POST {{base_url}}/api/organisation-invitations?organisation_id={{organisation_id}}

Request Payload:

{
  "organisation_id": "{{organisation_id}}",
  "email": "invitee@example.com",
  "role": "user"
}

Sample Response:

{
  "id": "4703c390-b36e-433a-95b1-d794b9f59b9c",
  "organisation_id": "2e8ccd2b-f83f-4fe8-b845-c54ab7808715",
  "email": "invitee@example.com",
  "role": "user",
  "status": "pending",
  "created_at": "2024-05-28T16:12:10.831Z",
  "updated_at": "2024-05-28T16:12:10.831Z",
  "deleted_at": null
}

Invitation Notification:

The invited user receives an email with a link to join the organisation and is informed of their designated role. The interface for this invitation is illustrated below:

image

User Accepts Invitation:

Upon clicking the link, the invited user is directed to complete onboarding. The system updates their status as accepted.

image Endpoint:

PATCH {{base_url}}/api/organisation-invitations/:id

Request Payload:

{
  "status": "accepted"
}

Affiliation Assignment:

Once the invitation is accepted, the user is officially affiliated with the organisation and inherits permissions according to their role.

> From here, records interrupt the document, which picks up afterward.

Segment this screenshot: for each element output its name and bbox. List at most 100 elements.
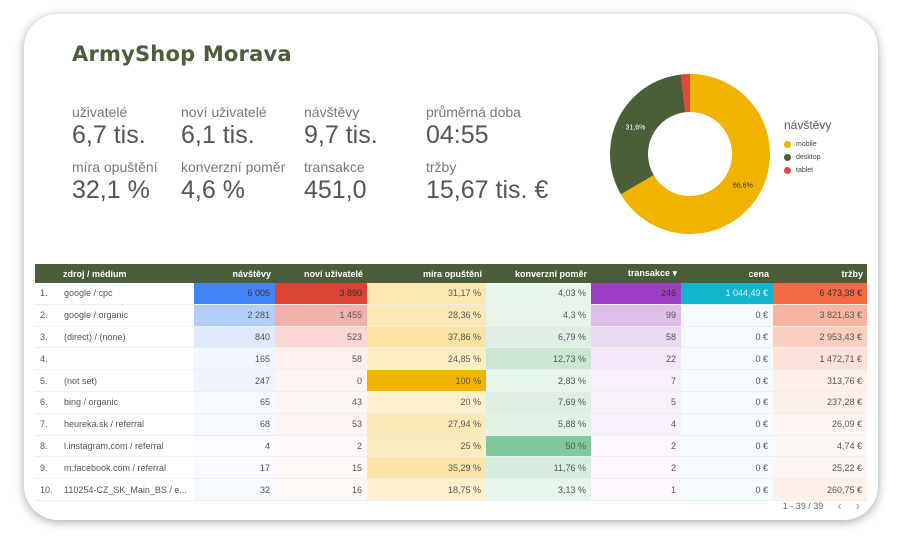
kpi-value: 32,1 % xyxy=(72,176,150,204)
table-row[interactable]: 2. google / organic 2 281 1 455 28,36 % 4,3 %… xyxy=(35,304,867,327)
col-header-revenue[interactable]: tržby xyxy=(773,264,867,283)
cell-cost: 0 € xyxy=(681,347,773,371)
cell-revenue: 3 821,63 € xyxy=(773,304,867,327)
sort-desc-icon: ▾ xyxy=(672,268,677,278)
slice-label-mobile: 66,6% xyxy=(733,182,753,189)
cell-sessions: 840 xyxy=(194,326,275,349)
cell-source-medium: (not set) xyxy=(59,369,194,392)
cell-revenue: 237,28 € xyxy=(773,391,867,414)
cell-sessions: 65 xyxy=(194,391,275,414)
legend-item-tablet[interactable]: tablet xyxy=(784,164,831,177)
cell-row-index: 3. xyxy=(35,326,59,349)
cell-transactions: 1 xyxy=(591,478,681,501)
cell-conversion-rate: 50 % xyxy=(486,435,591,458)
col-header-source[interactable]: zdroj / médium xyxy=(59,264,194,283)
table-row[interactable]: 8. l.instagram.com / referral 4 2 25 % 50 % 2 0… xyxy=(35,435,867,458)
legend-item-mobile[interactable]: mobile xyxy=(784,138,831,151)
cell-transactions: 58 xyxy=(591,326,681,349)
table-row[interactable]: 9. m.facebook.com / referral 17 15 35,29 % 11… xyxy=(35,456,867,480)
cell-sessions: 4 xyxy=(194,435,275,458)
pagination-range: 1 - 39 / 39 xyxy=(782,500,824,511)
col-header-transactions[interactable]: transakce ▾ xyxy=(591,264,681,283)
cell-transactions: 22 xyxy=(591,347,681,371)
table-row[interactable]: 4. 165 58 24,85 % 12,73 % 22 0 €1 472,71 € xyxy=(35,347,867,371)
cell-bounce-rate: 20 % xyxy=(367,391,486,414)
slice-desktop[interactable] xyxy=(610,74,686,195)
cell-row-index: 5. xyxy=(35,369,59,392)
table-row[interactable]: 1. google / cpc 6 005 3 890 31,17 % 4,03 % 246… xyxy=(35,283,867,305)
cell-revenue: 2 953,43 € xyxy=(773,326,867,349)
kpi-label: konverzní poměr xyxy=(181,159,286,175)
cell-new-users: 43 xyxy=(275,391,367,414)
header-label: transakce xyxy=(627,268,670,278)
cell-source-medium: bing / organic xyxy=(59,391,194,414)
kpi-value: 6,7 tis. xyxy=(72,121,146,149)
next-page-icon[interactable]: › xyxy=(856,498,860,513)
cell-cost: 0 € xyxy=(681,304,773,327)
col-header-new-users[interactable]: noví uživatelé xyxy=(275,264,367,283)
table-row[interactable]: 3. (direct) / (none) 840 523 37,86 % 6,79 % 58… xyxy=(35,326,867,349)
cell-transactions: 5 xyxy=(591,391,681,414)
cell-revenue: 1 472,71 € xyxy=(773,347,867,371)
col-header-sessions[interactable]: návštěvy xyxy=(194,264,275,283)
legend-label: tablet xyxy=(796,167,814,174)
col-header-bounce-rate[interactable]: míra opuštění xyxy=(367,264,486,283)
cell-source-medium: l.instagram.com / referral xyxy=(59,435,194,458)
cell-bounce-rate: 24,85 % xyxy=(367,347,486,371)
device-donut-chart[interactable]: 66,6% 31,6% xyxy=(610,74,770,234)
legend-title: návštěvy xyxy=(784,118,832,132)
cell-transactions: 7 xyxy=(591,369,681,392)
kpi-label: uživatelé xyxy=(72,104,128,120)
col-header-conversion-rate[interactable]: konverzní poměr xyxy=(486,264,591,283)
cell-source-medium: 110254-CZ_SK_Main_BS / e... xyxy=(59,478,194,501)
cell-bounce-rate: 35,29 % xyxy=(367,456,486,480)
kpi-bounce-rate: míra opuštění 32,1 % xyxy=(72,159,158,205)
chart-legend: návštěvy mobile desktop tablet xyxy=(784,118,831,177)
cell-cost: 0 € xyxy=(681,391,773,414)
cell-sessions: 17 xyxy=(194,456,275,480)
cell-cost: 0 € xyxy=(681,478,773,501)
kpi-value: 451,0 xyxy=(304,176,367,204)
table-header-row: zdroj / médium návštěvy noví uživatelé m… xyxy=(35,264,867,283)
cell-new-users: 16 xyxy=(275,478,367,501)
table-row[interactable]: 7. heureka.sk / referral 68 53 27,94 % 5,88 %… xyxy=(35,413,867,436)
col-header-index xyxy=(35,264,59,283)
cell-conversion-rate: 5,88 % xyxy=(486,413,591,436)
cell-revenue: 25,22 € xyxy=(773,456,867,480)
cell-new-users: 15 xyxy=(275,456,367,480)
cell-source-medium: heureka.sk / referral xyxy=(59,413,194,436)
cell-bounce-rate: 100 % xyxy=(367,369,486,392)
cell-sessions: 6 005 xyxy=(194,283,275,305)
slice-label-desktop: 31,6% xyxy=(626,125,646,132)
cell-conversion-rate: 7,69 % xyxy=(486,391,591,414)
cell-conversion-rate: 11,76 % xyxy=(486,456,591,480)
cell-row-index: 10. xyxy=(35,478,59,501)
kpi-new-users: noví uživatelé 6,1 tis. xyxy=(181,104,267,150)
cell-revenue: 313,76 € xyxy=(773,369,867,392)
cell-bounce-rate: 25 % xyxy=(367,435,486,458)
kpi-label: návštěvy xyxy=(304,104,360,120)
cell-bounce-rate: 31,17 % xyxy=(367,283,486,305)
cell-transactions: 2 xyxy=(591,456,681,480)
cell-cost: 0 € xyxy=(681,413,773,436)
table-row[interactable]: 6. bing / organic 65 43 20 % 7,69 % 5 0 €237,28… xyxy=(35,391,867,414)
cell-cost: 0 € xyxy=(681,435,773,458)
kpi-transactions: transakce 451,0 xyxy=(304,159,367,205)
kpi-value: 4,6 % xyxy=(181,176,245,204)
kpi-value: 04:55 xyxy=(426,121,489,149)
cell-transactions: 246 xyxy=(591,283,681,305)
kpi-label: transakce xyxy=(304,159,365,175)
legend-item-desktop[interactable]: desktop xyxy=(784,151,831,164)
cell-transactions: 4 xyxy=(591,413,681,436)
cell-source-medium: m.facebook.com / referral xyxy=(59,456,194,480)
table-row[interactable]: 5. (not set) 247 0 100 % 2,83 % 7 0 €313,76 € xyxy=(35,369,867,392)
cell-cost: 0 € xyxy=(681,369,773,392)
col-header-cost[interactable]: cena xyxy=(681,264,773,283)
cell-sessions: 247 xyxy=(194,369,275,392)
cell-conversion-rate: 2,83 % xyxy=(486,369,591,392)
prev-page-icon[interactable]: ‹ xyxy=(837,498,841,513)
cell-conversion-rate: 4,03 % xyxy=(486,283,591,305)
table-row[interactable]: 10. 110254-CZ_SK_Main_BS / e... 32 16 18,75 … xyxy=(35,478,867,501)
cell-row-index: 7. xyxy=(35,413,59,436)
legend-label: mobile xyxy=(796,141,817,148)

Access Control and Permissions

This invitation process is closely tied to the organisational hierarchy:

  • Root Organisation Users: Can access and perform actions on all sub-organisations under their root organisation. They have visibility into users across both root and sub-organisations.

  • Sub-Organisation Users: Can only view and manage resources within their assigned sub-organisation. They cannot access or interact with resources belonging to the root organisation or other sub-organisations.

Example Scenario

To illustrate permissions:

  • Scenario A: A user in the root organisation “ABC Holdings” can invite new users to “ABC Holdings” or any sub-organisation, like “ABC Holdings - Child 1.”

  • Scenario B: A user in “ABC Holdings - Child 1” is limited to viewing and managing resources only within “ABC Holdings - Child 1.” They cannot see users or resources associated with the root organisation.

This RBAC-based model ensures clear separation between root and sub-organisation operations, aligning permissions with the hierarchical structure.